The Sunnyvale, CA-based company has not yet succeeded in transforming its strong pedigree and roster of powerful partners into major sales. Observers
suspect it has been handicapped by an unusual pricing strategy, in which
Pandesic offered a fairly low starting price of $5,000 and free upgrades
but sought a 1% to 6% cut of Web businesses’ gross transactions.
New CEO Harold Hughes, who had served solely as board chairman, said he had
been a primary architect of the pricing approach and defended its merit. If
Pandesic charged customers for continuous upgrades at the pace he intends
to deliver them, he said, it would cost too much and stymie improvement
“If we can roll-out functionality this quickly, how could we agree on a
single price?” Hughes said in a phone interview on Friday. “That’s not
tenable. We thought, ‘Maybe we should look at growing with them.'”

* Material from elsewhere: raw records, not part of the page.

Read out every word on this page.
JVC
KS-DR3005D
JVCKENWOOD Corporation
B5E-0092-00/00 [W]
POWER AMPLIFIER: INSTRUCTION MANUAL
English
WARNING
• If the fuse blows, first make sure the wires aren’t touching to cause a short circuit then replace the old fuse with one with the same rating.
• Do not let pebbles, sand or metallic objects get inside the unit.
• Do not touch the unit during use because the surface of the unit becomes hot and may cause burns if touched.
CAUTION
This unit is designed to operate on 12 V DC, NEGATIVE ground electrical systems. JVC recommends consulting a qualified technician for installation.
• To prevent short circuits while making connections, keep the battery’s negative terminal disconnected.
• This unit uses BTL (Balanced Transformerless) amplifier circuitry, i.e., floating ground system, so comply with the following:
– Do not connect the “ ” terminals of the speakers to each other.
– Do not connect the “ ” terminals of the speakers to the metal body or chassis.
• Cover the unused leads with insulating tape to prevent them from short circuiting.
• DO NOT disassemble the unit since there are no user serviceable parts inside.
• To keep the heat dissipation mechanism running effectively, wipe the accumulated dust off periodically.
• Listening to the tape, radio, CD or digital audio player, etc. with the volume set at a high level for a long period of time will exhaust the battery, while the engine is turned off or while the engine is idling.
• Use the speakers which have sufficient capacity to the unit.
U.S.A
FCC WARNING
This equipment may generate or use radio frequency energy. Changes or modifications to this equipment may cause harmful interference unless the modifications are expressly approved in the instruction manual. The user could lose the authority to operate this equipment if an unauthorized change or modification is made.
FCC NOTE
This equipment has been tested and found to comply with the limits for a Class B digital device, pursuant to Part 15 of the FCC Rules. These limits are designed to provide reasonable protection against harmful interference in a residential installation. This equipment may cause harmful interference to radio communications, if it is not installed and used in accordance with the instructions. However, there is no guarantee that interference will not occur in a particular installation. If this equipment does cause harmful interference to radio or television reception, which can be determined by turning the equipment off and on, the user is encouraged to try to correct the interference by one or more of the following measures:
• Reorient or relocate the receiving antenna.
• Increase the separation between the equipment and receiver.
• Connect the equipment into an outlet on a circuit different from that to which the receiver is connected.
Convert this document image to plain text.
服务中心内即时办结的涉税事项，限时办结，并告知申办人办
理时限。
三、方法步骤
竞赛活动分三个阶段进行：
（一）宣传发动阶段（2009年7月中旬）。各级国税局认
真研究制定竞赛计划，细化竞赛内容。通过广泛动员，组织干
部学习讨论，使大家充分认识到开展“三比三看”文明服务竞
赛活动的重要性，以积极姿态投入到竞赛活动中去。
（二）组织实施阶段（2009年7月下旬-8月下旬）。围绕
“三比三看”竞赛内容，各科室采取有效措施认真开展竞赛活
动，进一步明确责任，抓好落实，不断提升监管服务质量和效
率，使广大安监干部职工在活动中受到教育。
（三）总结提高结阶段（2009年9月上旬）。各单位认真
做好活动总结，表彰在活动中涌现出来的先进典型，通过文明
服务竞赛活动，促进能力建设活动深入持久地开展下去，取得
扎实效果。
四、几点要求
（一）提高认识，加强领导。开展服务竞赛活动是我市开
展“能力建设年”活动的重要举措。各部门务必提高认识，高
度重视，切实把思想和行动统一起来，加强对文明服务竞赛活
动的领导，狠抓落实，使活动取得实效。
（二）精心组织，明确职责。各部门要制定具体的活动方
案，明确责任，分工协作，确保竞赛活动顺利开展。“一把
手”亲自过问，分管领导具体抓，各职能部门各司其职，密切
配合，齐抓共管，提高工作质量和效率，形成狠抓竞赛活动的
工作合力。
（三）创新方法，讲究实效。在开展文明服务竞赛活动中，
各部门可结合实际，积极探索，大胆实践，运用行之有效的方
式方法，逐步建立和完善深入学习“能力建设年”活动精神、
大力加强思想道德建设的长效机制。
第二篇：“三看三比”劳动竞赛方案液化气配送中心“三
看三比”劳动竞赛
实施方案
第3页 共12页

Hughes declined to indicate how far Pandesic has grown with customers in
its target market of small- to mid-sized businesses thus far. The company
has announced just a handful of customers, and he would characterize the
length of that roster only as “a goodly and growing number.”
“I think we’ll hit our sales play in this quarter,” he said. “We started a
little slower than we would have liked to.”
Vernon Keenan, an Internet commerce analyst at Zona Research, was less
charitable: “Their customer references have been disappointing.” Customers
identified by Pandesic include Sun Fruit and the San Jose Symphony.
Keenan said the stated intention to refocus domestically probably indicates
a decision to emphasize smaller businesses as well, whose budgets are less
likely to support major upfront outlays on software–and who are more likely
to be willing to share a cut of the gross to cut their risk.
One of the problems, Hughes said, was that in aggressively pursuing the
international market, Pandesic was multiplying the difficulty of its task.
The company’s solution includes fulfillment, shipping and accounting
modules as part of the commerce system that ships on its dedicated servers.
Hughes said that dealing with the complexities of international commerce
within each package sale was taking too much time.
Hughes added that Pandesic deals with an international component will hover below 10% this year, and may reach one quarter to one third of the company business in 1999. Keenan said Pandesic now has another chance to prove itself.
“Another key thing to realize is when you have a big startup venture with
all this money behind it, it can afford to fail once or twice,” Keeenan
said. “This is their first mea culpa.”